Consultants, a breed Bradley supposedly disdains, became a super-sensitive subject when Vice President Gore--who has the largest, most expensive collection of them in political history--was found out to have one who was trying to convert him to Alpha-maledom. Naomi Wolf, author of a book called "Promiscuities," was being paid $15,000 a month and put Gore into a three-button earth-tone brown suit for the New Hampshire debate. Her pay has since been cut and Gore showed up recently in blue serge.

Image-shifting is rife in the first primary, which has become riveting political drama. Veteran Republican player Tom Rath said the level of interest is so high that "you'd think the vote was ten days, not ten weeks, out."

Senator John McCain, the Arizona challenger, is rolling through the countryside to ever larger audiences in his bus, "Straight Talk Express." He wants to upset George W. Bush's applecart in a state where upsetting applecarts is a madly popular sport. He made W. so nervous that Mr. Inevitable signed up for a joint appearance on Dec. 2 in Manchester.

Bush strategists seriously misread New Hampshire. They kept saying that they wanted to show strength all over the country. That's the last thing to say to New Hampshire, the state which leads trends, thank you very much, doesn't follow them.

McCain has to win New Hampshire; Bush does not. If McCain upsets Bush, he has made his point, which is that the president's son, in spite of his pedigree, money and endorsements, is not invincible. If Bush loses, it would be embarrassing, but not fatal. In their Manchester meeting, McCain has to show that he has more depth and knowledge than his rival, and less of a temper than reputed. Bush has to demonstrate that he is, as he claims, "plenty smart."

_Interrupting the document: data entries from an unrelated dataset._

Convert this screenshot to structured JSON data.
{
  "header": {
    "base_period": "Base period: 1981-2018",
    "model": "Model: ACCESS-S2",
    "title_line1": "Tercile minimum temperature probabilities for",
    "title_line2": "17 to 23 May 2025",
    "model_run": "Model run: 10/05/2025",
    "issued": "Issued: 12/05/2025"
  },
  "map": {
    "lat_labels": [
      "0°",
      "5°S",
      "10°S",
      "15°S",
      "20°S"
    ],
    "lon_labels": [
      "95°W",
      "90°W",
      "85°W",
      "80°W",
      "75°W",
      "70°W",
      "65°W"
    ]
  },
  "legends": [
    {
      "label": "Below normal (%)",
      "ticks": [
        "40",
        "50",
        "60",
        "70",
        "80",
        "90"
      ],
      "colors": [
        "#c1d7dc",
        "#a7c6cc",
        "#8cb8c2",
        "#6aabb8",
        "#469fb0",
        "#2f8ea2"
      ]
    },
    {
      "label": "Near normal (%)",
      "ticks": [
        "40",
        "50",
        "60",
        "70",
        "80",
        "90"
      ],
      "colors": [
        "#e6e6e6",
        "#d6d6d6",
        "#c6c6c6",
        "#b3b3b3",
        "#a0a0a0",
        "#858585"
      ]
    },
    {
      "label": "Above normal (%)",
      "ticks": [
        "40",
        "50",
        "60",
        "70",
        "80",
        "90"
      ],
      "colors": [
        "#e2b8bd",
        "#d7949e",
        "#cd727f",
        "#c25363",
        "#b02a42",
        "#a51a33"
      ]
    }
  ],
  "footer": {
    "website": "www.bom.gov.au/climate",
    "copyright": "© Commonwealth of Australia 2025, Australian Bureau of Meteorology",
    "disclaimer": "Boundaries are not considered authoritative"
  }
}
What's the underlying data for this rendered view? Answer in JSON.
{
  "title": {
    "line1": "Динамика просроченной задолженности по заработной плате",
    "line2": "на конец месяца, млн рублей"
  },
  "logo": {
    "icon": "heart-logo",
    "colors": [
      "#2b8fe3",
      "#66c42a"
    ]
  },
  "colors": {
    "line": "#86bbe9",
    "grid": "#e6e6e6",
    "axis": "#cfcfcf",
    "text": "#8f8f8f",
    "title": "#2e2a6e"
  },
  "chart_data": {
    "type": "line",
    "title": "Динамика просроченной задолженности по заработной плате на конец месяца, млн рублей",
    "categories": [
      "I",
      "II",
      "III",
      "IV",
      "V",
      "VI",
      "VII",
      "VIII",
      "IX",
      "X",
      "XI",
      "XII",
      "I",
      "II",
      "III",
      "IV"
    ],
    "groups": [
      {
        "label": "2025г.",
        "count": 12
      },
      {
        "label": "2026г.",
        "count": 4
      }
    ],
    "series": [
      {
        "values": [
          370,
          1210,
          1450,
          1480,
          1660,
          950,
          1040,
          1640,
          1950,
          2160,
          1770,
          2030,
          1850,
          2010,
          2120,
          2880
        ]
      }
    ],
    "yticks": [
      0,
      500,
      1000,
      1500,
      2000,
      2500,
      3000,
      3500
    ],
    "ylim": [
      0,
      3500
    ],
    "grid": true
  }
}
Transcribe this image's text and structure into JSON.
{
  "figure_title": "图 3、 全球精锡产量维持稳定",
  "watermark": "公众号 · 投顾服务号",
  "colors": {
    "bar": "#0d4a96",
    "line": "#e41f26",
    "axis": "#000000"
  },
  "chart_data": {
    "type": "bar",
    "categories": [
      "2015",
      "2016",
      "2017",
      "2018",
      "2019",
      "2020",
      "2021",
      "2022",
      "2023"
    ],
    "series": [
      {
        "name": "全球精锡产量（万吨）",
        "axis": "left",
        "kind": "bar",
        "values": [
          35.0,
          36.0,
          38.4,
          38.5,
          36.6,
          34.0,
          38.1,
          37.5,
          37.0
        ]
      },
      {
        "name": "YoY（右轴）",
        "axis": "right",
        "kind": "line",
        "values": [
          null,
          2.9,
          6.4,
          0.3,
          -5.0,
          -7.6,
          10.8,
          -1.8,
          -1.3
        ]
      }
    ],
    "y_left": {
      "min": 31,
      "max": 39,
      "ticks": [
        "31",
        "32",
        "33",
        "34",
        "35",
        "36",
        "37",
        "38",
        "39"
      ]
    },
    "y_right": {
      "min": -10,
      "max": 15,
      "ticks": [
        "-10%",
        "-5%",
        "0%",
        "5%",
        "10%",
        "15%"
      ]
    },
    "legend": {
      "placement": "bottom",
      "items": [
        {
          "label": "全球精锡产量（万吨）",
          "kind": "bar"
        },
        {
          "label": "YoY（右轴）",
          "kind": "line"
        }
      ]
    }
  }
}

The question came up in the wake of a misbegotten interview with a lippy Boston television reporter named Andy Hiller, who made the Texas governor look ill-informed and shirty. It wasn't that he knew only one of four Asian leaders' names he was asked about. Who cares? And it wasn't that he made an ill-advised defense of the military dictator who seized power in democratic Pakistan, or even that his timing turned out to be terrible--the "stability" he credited the general with promising literally blew up in his face when Pakistanis rocketed U.S. installations in the jumpy capital. The point was his inability to handle a wise guy. Hiller is in your face, but he's nothing like the scoundrels the occupant of the Oval Office constantly has to deal with.

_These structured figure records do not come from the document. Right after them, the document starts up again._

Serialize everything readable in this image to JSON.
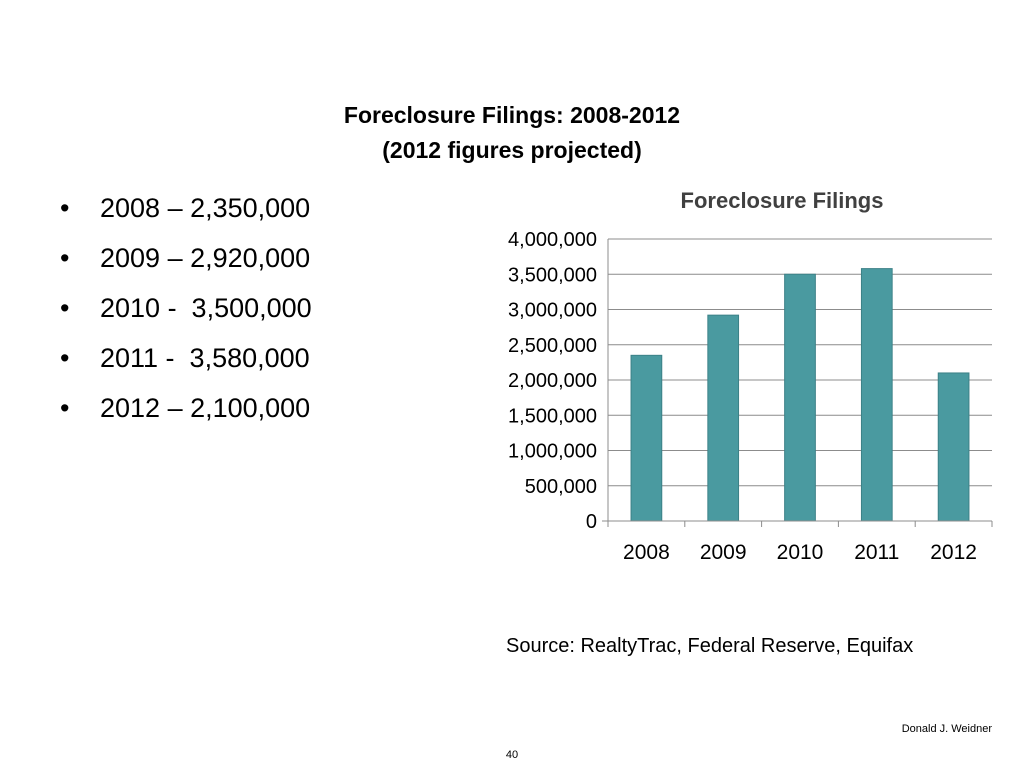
{
  "slide": {
    "title_line1": "Foreclosure Filings: 2008-2012",
    "title_line2": "(2012 figures projected)",
    "bullet_char": "•",
    "bullets": [
      "2008 – 2,350,000",
      "2009 – 2,920,000",
      "2010 -  3,500,000",
      "2011 -  3,580,000",
      "2012 – 2,100,000"
    ],
    "source": "Source: RealtyTrac, Federal Reserve, Equifax",
    "author": "Donald J. Weidner",
    "page_number": "40"
  },
  "chart_data": {
    "type": "bar",
    "title": "Foreclosure Filings",
    "xlabel": "",
    "ylabel": "",
    "categories": [
      "2008",
      "2009",
      "2010",
      "2011",
      "2012"
    ],
    "values": [
      2350000,
      2920000,
      3500000,
      3580000,
      2100000
    ],
    "ylim": [
      0,
      4000000
    ],
    "ytick_step": 500000,
    "grid": true,
    "legend": "none",
    "bar_color": "#4a9aa0",
    "bar_edge_color": "#3c8187",
    "grid_color": "#8c8c8c"
  }
}
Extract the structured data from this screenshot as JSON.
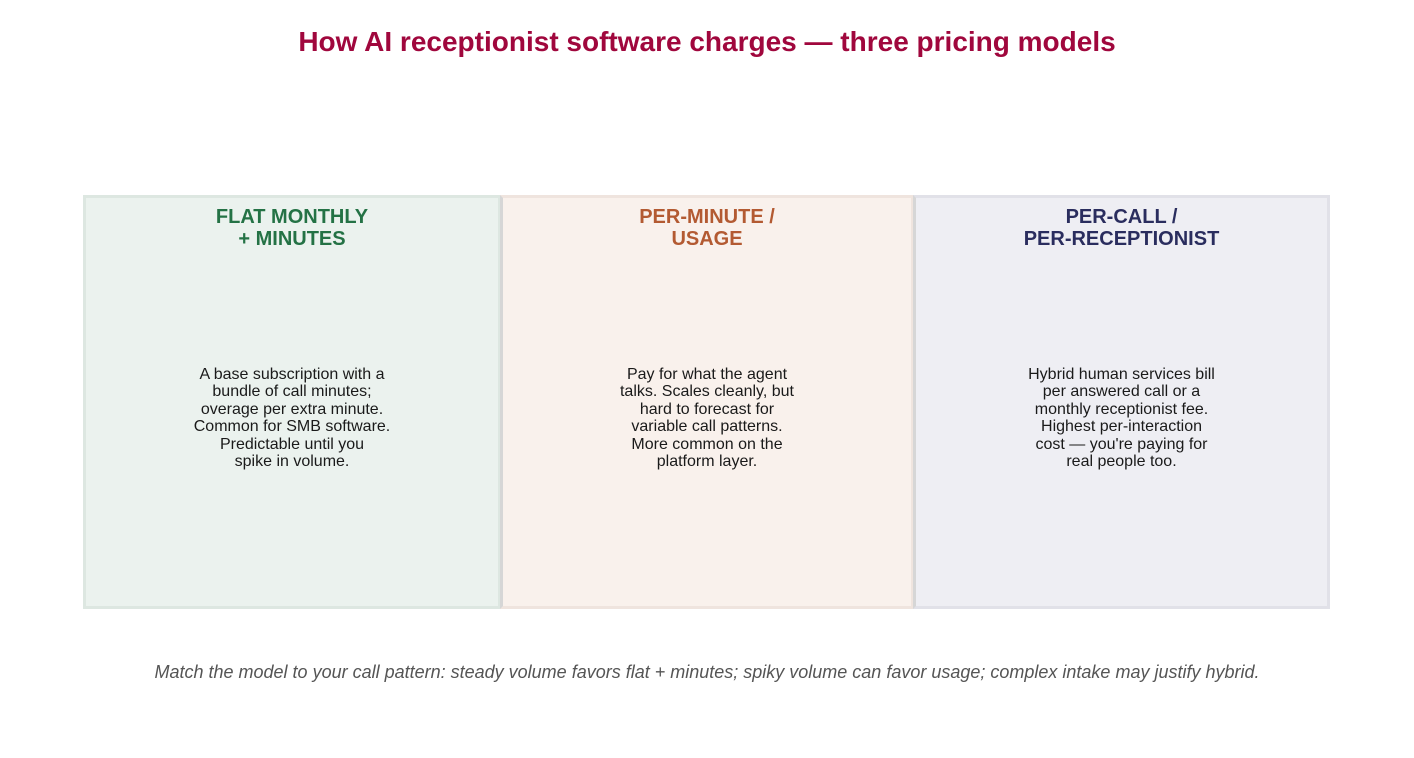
{
  "title": "How AI receptionist software charges — three pricing models",
  "colors": {
    "title": "#a0073d",
    "footnote": "#555555"
  },
  "panels": [
    {
      "heading": "FLAT MONTHLY\n+ MINUTES",
      "body": "A base subscription with a\nbundle of call minutes;\noverage per extra minute.\nCommon for SMB software.\nPredictable until you\nspike in volume.",
      "heading_color": "#247245",
      "fill_color": "#ebf2ee",
      "border_color": "#dde7e1"
    },
    {
      "heading": "PER-MINUTE /\nUSAGE",
      "body": "Pay for what the agent\ntalks. Scales cleanly, but\nhard to forecast for\nvariable call patterns.\nMore common on the\nplatform layer.",
      "heading_color": "#b35a32",
      "fill_color": "#f9f1ec",
      "border_color": "#efe4de"
    },
    {
      "heading": "PER-CALL /\nPER-RECEPTIONIST",
      "body": "Hybrid human services bill\nper answered call or a\nmonthly receptionist fee.\nHighest per-interaction\ncost — you're paying for\nreal people too.",
      "heading_color": "#2a2d5e",
      "fill_color": "#eeeef3",
      "border_color": "#e1e1e8"
    }
  ],
  "divider_color": "#d6d6d6",
  "footnote": "Match the model to your call pattern: steady volume favors flat + minutes; spiky volume can favor usage; complex intake may justify hybrid."
}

Finally, on NBC's "Today" show, in an interview with Matt Lauer, W. said he knows what he should have done--what Bill Bradley did when he met Hiller. Bradley told him, in effect, that he wouldn't play "Jeopardy," but would answer serious foreign policy questions.

John McCain at one point suggested he would not run on his war record. But his posters show a young bomber pilot on an aircraft carrier. His best-selling book, "Faith of My Fathers," is a harrowing account of his ordeal in a Vietnam prison. No more need be known about his character than that he defied and resisted his captors for the full 5 1/2 years. On Veterans Day, he had an emotional reunion with POW cellmates. But Vietnam is a two-edged sword. Democrats tempted to switch for him might be turned off on hearing his passionately held and contrary views on the war and the news that Henry Kissinger, Richard Nixon's confederate in prolonging the war, is in his kitchen cabinet.

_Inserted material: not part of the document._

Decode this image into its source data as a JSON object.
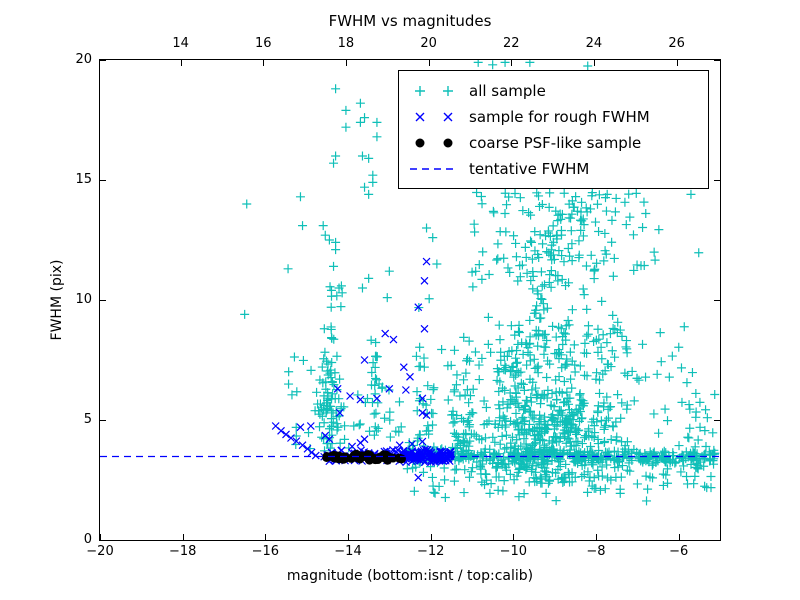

Similarly, Bill Bradley, who at one time put aside his basketball past, is having second thoughts. He revived the old days on the court with a spectacular Madison Square Garden fund-raiser in which he pulled around himself teammates who testified to his agility and big-heartedness.

Gore and Bush do not have such obviously telegenic buddies. Gore's most important allies are the Democratic state chairmen; W.'s are, of course, his parents. But he can't drag George and Barbara Bush around with him. He is a man who is trying to prove he is grown up.